Но более важно то, что мне нравилась моя работа. Каждый вечер в ночном клубе творилось настоящее сумасшествие, которое сопровождалось неистовым грохотом музыки и танцами до упаду. Глядя на здешний народ, я вспоминал мой первый день на свободе, когда казалось, что завтра наступит конец света, поэтому нужно оторваться как следует и использовать любое мгновение. Завтра не существовало. Эти люди понимали толк в жизни, мужчины и женщины извивались в единой оргии, у первых от возбуждения до боли ломило в штанах, а вторые, улавливая этот невидимый ритм, в дикой беспричинной радости раскачивали своими бедрами. Словно попавшие на сушу белобрюхие угри или вьюны, они неистово корчились, доживая свой последний день. Они заражали меня. Это было светопреставление, которое надлежало отметить в безумных плотских утехах и мучениях.

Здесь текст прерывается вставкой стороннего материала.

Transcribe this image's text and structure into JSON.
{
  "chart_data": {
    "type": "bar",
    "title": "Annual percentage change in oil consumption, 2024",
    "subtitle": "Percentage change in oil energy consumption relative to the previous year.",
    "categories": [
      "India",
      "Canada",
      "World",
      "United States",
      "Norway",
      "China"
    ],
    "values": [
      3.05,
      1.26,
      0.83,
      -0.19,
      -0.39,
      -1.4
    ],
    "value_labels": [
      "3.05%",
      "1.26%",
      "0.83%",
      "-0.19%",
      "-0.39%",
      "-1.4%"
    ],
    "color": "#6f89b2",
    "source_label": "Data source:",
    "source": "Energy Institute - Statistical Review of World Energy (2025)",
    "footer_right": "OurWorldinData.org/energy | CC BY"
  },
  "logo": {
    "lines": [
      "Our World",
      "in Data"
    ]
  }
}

Завтра не существовало.

Но я не волновался. Я знал, что после этого конца света все-таки наступит следующий день. Светопреставление творилось и сегодня, и завтра, и послезавтра. О чем мне было волноваться? Облаченный в полицейскую форму, я стоял, раздвинув ноги на ширину плеч и заложив руки за спину. Среди всех посетителей ночного клуба я был самым приличным наблюдателем «сегодня». И с помощью униформы я охранял это «сегодня».

Свое дело я выполнял неплохо. Как-то вечером мне удалось доказать хозяину, что деньги он мне платит не зря. Примерно в первом часу ночи между столиками номер пять и номер тринадцать разгорелась потасовка. Четверо парней и четверо девушек ругались с компанией из четверых парней и пяти девушек. Я их не понимал, ведь они попали считай что в рай, и я не понимал, что еще можно делить в раю. Сразу столько мужиков пришло сюда с такими красотками, ну и здорово же им жилось, можно себе представить. В полночь вся мужская энергия должна сосредотачиваться на женщинах, но никак не на пустых разборках. Но у этих все было наоборот. Парни засучили рукава. Тут подошел я и, протиснувшись в центр, усмирил дебошира за пятым столиком. С улыбкой на губах я заявил:

– Браток, я только что спустился с гор, мне не просто дается мой хлеб. Сделай одолжение, устрой мне выходной.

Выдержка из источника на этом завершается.